Media Violence and its Effect on Aggression

Jonathan L. Freedman. University of Toronto Press, 2003

By Rose Dyson | 2003-07-01 12:00:00

Jonathan Freedman is one of the last academics still holding out against the evidence that the media significantly influence levels of violence in society. In this book Freedman announces that his purpose is to provide a "comprehensive review" of the findings on media violence. The Motion Picture Association of America funded this review. Upon arriving at the University of Toronto, he began, with his students, an approach that did not include doing any research of his own, but rather criticizing what others had already done.

Almost all the studies he selected to review involve television violence -- some well known, others dated and obscure. Where evidence of harmful effects was found, Freedman criticizes both the quality of the methods and the findings. In cases where no harmful effects were found the methods often pass without comment.

According to Freedman, kids who get into trouble after watching a violent program may be excited or aroused, "but it is the arousal that affects them, not the content of the show itself."

Although his analysis of advertising techniques includes the acknowledgment that media can be "powerful," he excuses ads because they have "a clear, unmistakable message." Product placements in feature films and TV programs, advocacy advertising in public relations campaigns, spin doctoring in propaganda during elections, and blurring distinctions between news, entertainment, advertising and public relations have also escaped his observations as a psychologist.

Although he teaches in Toronto, he ignores major studies done in Canada, the most notable being the multidisciplinary Royal Commission on Violence in the Communications Industry appointed by the Ontario Government in 1975. Along with a review of the literature dating back over 50 years, an additional 28 studies were commissioned to fill in perceived gaps before the Report was released two years later with conclusions and recommendations pointing to the overwhelming weight of evidence in support of a link between media violence and real life violence. Nor did he examine the work done through the La Marsh Centre at York University, which carries on the work begun by the Commission.

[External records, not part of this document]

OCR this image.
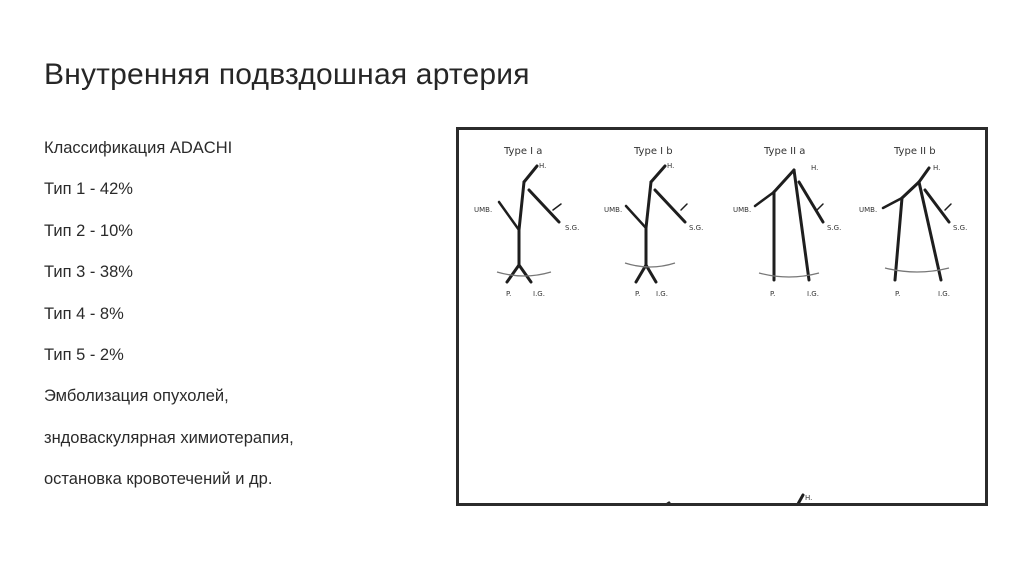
Внутренняя подвздошная артерия
Классификация ADACHI
Тип 1 - 42%
Тип 2 - 10%
Тип 3 - 38%
Тип 4 - 8%
Тип 5 - 2%
Эмболизация опухолей,
зндоваскулярная химиотерапия,
остановка кровотечений и др.
Type I a
H.
UMB.
S.G.
P.	I.G.
Type I b
H.
UMB.
S.G.
P. I.G.
Type II a
H.
UMB.
S.G.
P.	I.G.
Type II b
H.
UMB.
S.G.
P.	I.G.
H.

Jacques Deguise and his colleagues at Laval University were also ignored, along with George Gerbner and his associates who have studied media violence for over 30 years. Educational theory and practice appear irrelevant to him.

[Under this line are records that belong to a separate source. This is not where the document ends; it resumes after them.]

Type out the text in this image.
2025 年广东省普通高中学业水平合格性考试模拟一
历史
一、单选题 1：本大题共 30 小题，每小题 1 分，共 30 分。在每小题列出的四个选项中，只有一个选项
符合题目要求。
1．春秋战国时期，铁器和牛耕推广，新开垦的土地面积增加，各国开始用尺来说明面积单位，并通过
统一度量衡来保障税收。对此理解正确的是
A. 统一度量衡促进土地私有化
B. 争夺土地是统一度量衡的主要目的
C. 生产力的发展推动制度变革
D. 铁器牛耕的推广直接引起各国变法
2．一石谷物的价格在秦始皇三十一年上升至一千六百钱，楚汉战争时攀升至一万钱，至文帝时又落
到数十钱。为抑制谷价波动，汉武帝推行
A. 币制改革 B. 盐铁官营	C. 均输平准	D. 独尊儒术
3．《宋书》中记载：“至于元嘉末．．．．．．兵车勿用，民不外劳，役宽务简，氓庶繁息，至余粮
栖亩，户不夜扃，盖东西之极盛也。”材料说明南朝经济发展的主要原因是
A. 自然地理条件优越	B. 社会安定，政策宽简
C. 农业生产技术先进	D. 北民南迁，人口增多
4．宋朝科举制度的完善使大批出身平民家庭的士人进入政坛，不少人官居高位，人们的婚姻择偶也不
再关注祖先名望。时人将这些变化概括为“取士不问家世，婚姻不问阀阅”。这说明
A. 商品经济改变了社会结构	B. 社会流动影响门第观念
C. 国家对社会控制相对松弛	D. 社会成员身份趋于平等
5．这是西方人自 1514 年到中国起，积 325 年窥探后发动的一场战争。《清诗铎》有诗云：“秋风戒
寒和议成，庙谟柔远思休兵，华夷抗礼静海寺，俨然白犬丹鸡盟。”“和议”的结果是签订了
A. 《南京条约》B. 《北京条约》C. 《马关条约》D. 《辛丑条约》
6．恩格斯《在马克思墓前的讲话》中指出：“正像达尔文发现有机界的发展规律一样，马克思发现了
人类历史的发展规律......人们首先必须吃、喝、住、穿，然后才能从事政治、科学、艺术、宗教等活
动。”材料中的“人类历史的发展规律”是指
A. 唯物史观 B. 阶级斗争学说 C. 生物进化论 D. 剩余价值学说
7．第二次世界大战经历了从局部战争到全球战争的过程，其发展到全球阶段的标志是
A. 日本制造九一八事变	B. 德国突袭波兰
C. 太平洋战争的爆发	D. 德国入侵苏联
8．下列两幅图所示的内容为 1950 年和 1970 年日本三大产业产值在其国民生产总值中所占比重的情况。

Indeed, he goes so far as to assert that members of the American Psychological Association, the American Medical Association, the Canadian Paediatric Association and other counterpart organizations within the helping professions who sometimes testify in court cases against producers and distributors of media violence are running the risk of perjuring themselves.

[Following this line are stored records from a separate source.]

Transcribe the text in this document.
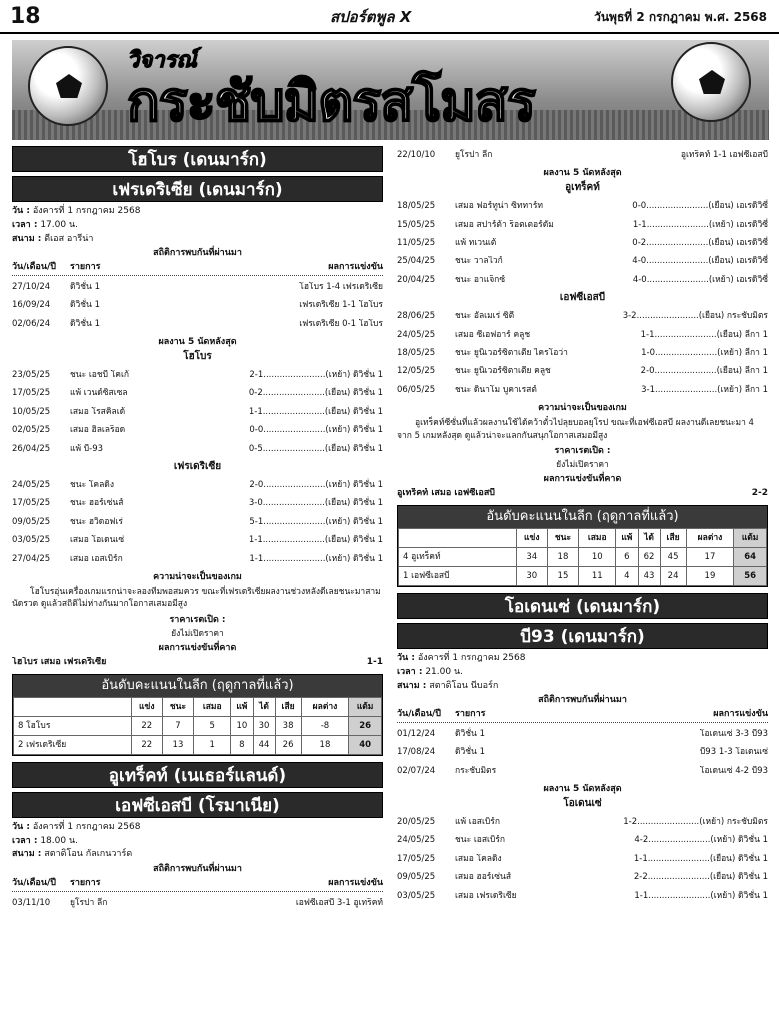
18	สปอร์ตพูล X	วันพุธที่ 2 กรกฎาคม พ.ศ. 2568
วิจารณ์
กระชับมิตรสโมสร
โฮโบร (เดนมาร์ก)
เฟรเดริเซีย (เดนมาร์ก)
วัน : อังคารที่ 1 กรกฎาคม 2568
เวลา : 17.00 น.
สนาม : ดีเอส อารีน่า
สถิติการพบกันที่ผ่านมา
วัน/เดือน/ปี	รายการ	ผลการแข่งขัน
27/10/24	ดิวิชั่น 1	โฮโบร 1-4 เฟรเดริเซีย
16/09/24	ดิวิชั่น 1	เฟรเดริเซีย 1-1 โฮโบร
02/06/24	ดิวิชั่น 1	เฟรเดริเซีย 0-1 โฮโบร
ผลงาน 5 นัดหลังสุด
โฮโบร
23/05/25	ชนะ เอชบี โคเก้	2-1.......................(เหย้า) ดิวิชั่น 1
17/05/25	แพ้ เวนด์ซิสเซล	0-2.......................(เยือน) ดิวิชั่น 1
10/05/25	เสมอ โรสคิลเด้	1-1.......................(เยือน) ดิวิชั่น 1
02/05/25	เสมอ ฮิลเลร็อด	0-0.......................(เหย้า) ดิวิชั่น 1
26/04/25	แพ้ บี-93	0-5.......................(เยือน) ดิวิชั่น 1
เฟรเดริเซีย
24/05/25	ชนะ โคลดิ้ง	2-0.......................(เหย้า) ดิวิชั่น 1
17/05/25	ชนะ ฮอร์เซ่นส์	3-0.......................(เยือน) ดิวิชั่น 1
09/05/25	ชนะ ฮวิดอฟเร่	5-1.......................(เหย้า) ดิวิชั่น 1
03/05/25	เสมอ โอเดนเซ่	1-1.......................(เยือน) ดิวิชั่น 1
27/04/25	เสมอ เอสเบิร์ก	1-1.......................(เหย้า) ดิวิชั่น 1
ความน่าจะเป็นของเกม
โฮโบรอุ่นเครื่องเกมแรกน่าจะลองทีมพอสมควร ขณะที่เฟรเดริเซียผลงานช่วงหลังดีเลยชนะมาสามนัดรวด ดูแล้วสถิติไม่ห่างกันมากโอกาสเสมอมีสูง
ราคาเรตเปิด :
ยังไม่เปิดราคา
ผลการแข่งขันที่คาด
โฮโบร เสมอ เฟรเดริเซีย	1-1
อันดับคะแนนในลีก (ฤดูกาลที่แล้ว)
	แข่ง	ชนะ	เสมอ	แพ้	ได้	เสีย	ผลต่าง	แต้ม
8 โฮโบร	22	7	5	10	30	38	-8	26
2 เฟรเดริเซีย	22	13	1	8	44	26	18	40
อูเทร็คท์ (เนเธอร์แลนด์)
เอฟซีเอสบี (โรมาเนีย)
วัน : อังคารที่ 1 กรกฎาคม 2568
เวลา : 18.00 น.
สนาม : สตาดิโอน กัลเกนวาร์ด
สถิติการพบกันที่ผ่านมา
วัน/เดือน/ปี	รายการ	ผลการแข่งขัน
03/11/10	ยูโรปา ลีก	เอฟซีเอสบี 3-1 อูเทร็คท์
22/10/10	ยูโรปา ลีก	อูเทร็คท์ 1-1 เอฟซีเอสบี
ผลงาน 5 นัดหลังสุด
อูเทร็คท์
18/05/25	เสมอ ฟอร์ทูน่า ซิททาร์ท	0-0.......................(เยือน) เอเรดิวิซี่
15/05/25	เสมอ สปาร์ต้า ร็อตเตอร์ดัม	1-1.......................(เหย้า) เอเรดิวิซี่
11/05/25	แพ้ ทเวนเต้	0-2.......................(เยือน) เอเรดิวิซี่
25/04/25	ชนะ วาลไวก์	4-0.......................(เยือน) เอเรดิวิซี่
20/04/25	ชนะ อาแจ็กซ์	4-0.......................(เหย้า) เอเรดิวิซี่
เอฟซีเอสบี
28/06/25	ชนะ อัลเมเร่ ซิตี้	3-2.......................(เยือน) กระชับมิตร
24/05/25	เสมอ ซีเอฟอาร์ คลูช	1-1.......................(เยือน) ลีกา 1
18/05/25	ชนะ ยูนิเวอร์ซิตาเตีย ไครโอว่า	1-0.......................(เหย้า) ลีกา 1
12/05/25	ชนะ ยูนิเวอร์ซิตาเตีย คลูช	2-0.......................(เยือน) ลีกา 1
06/05/25	ชนะ ดินาโม บูคาเรสต์	3-1.......................(เหย้า) ลีกา 1
ความน่าจะเป็นของเกม
อูเทร็คท์ซีซั่นที่แล้วผลงานใช้ได้คว้าตั๋วไปลุยบอลยุโรป ขณะที่เอฟซีเอสบี ผลงานดีเลยชนะมา 4 จาก 5 เกมหลังสุด ดูแล้วน่าจะแลกกันสนุกโอกาสเสมอมีสูง
ราคาเรตเปิด :
ยังไม่เปิดราคา
ผลการแข่งขันที่คาด
อูเทร็คท์ เสมอ เอฟซีเอสบี	2-2
อันดับคะแนนในลีก (ฤดูกาลที่แล้ว)
	แข่ง	ชนะ	เสมอ	แพ้	ได้	เสีย	ผลต่าง	แต้ม
4 อูเทร็คท์	34	18	10	6	62	45	17	64
1 เอฟซีเอสบี	30	15	11	4	43	24	19	56
โอเดนเซ่ (เดนมาร์ก)
บี93 (เดนมาร์ก)
วัน : อังคารที่ 1 กรกฎาคม 2568
เวลา : 21.00 น.
สนาม : สตาดิโอน นีบอร์ก
สถิติการพบกันที่ผ่านมา
วัน/เดือน/ปี	รายการ	ผลการแข่งขัน
01/12/24	ดิวิชั่น 1	โอเดนเซ่ 3-3 บี93
17/08/24	ดิวิชั่น 1	บี93 1-3 โอเดนเซ่
02/07/24	กระชับมิตร	โอเดนเซ่ 4-2 บี93
ผลงาน 5 นัดหลังสุด
โอเดนเซ่
20/05/25	แพ้ เอสเบิร์ก	1-2.......................(เหย้า) กระชับมิตร
24/05/25	ชนะ เอสเบิร์ก	4-2.......................(เหย้า) ดิวิชั่น 1
17/05/25	เสมอ โคลดิ้ง	1-1.......................(เยือน) ดิวิชั่น 1
09/05/25	เสมอ ฮอร์เซ่นส์	2-2.......................(เยือน) ดิวิชั่น 1
03/05/25	เสมอ เฟรเดริเซีย	1-1.......................(เหย้า) ดิวิชั่น 1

Freedman sets himself up as the arbiter of findings and methods by other researchers while railing that the public has been "misled." His expressed biases include a preference for heavy metal music over string quartets, the latter described as "stodgy," and violent over nonviolent movies because they are always more "exciting." He explains that it is all "just entertainment."

Freedman does not acknowledge the socializing influences of television and other media that constitute a total cultural environment into which children are now born. He only considers such socializing influences as dysfunctional family life. He dismisses violence on television as too hypothetical to be considered a causal factor for real life violence or aggression. The possibility that these influences may be inter-related and fuel each other seems not to have occurred to him.

Trying to debunk links between media violence and desensitization, he misses the point. Steady, heavy diets of violent content can lead to what is known as "the mean world syndrome" -- a tendency to resort to tough law and order measures and an overestimation of the amount of violence in real life. Fear, anxiety, insecurity, and depression can interact with aggression, creating responses that Freedman does not consider.

The book has some marginal value as a review of the limitations of research methodology. But Freedman has hitched his star to a dated academic approach just while communications technologies are converging with economic forces, rendering meaningless any examination of one form of media in isolation from others.

Peace Magazine Jul-Sep 2003

Peace Magazine Jul-Sep 2003, page 28. Some rights reserved.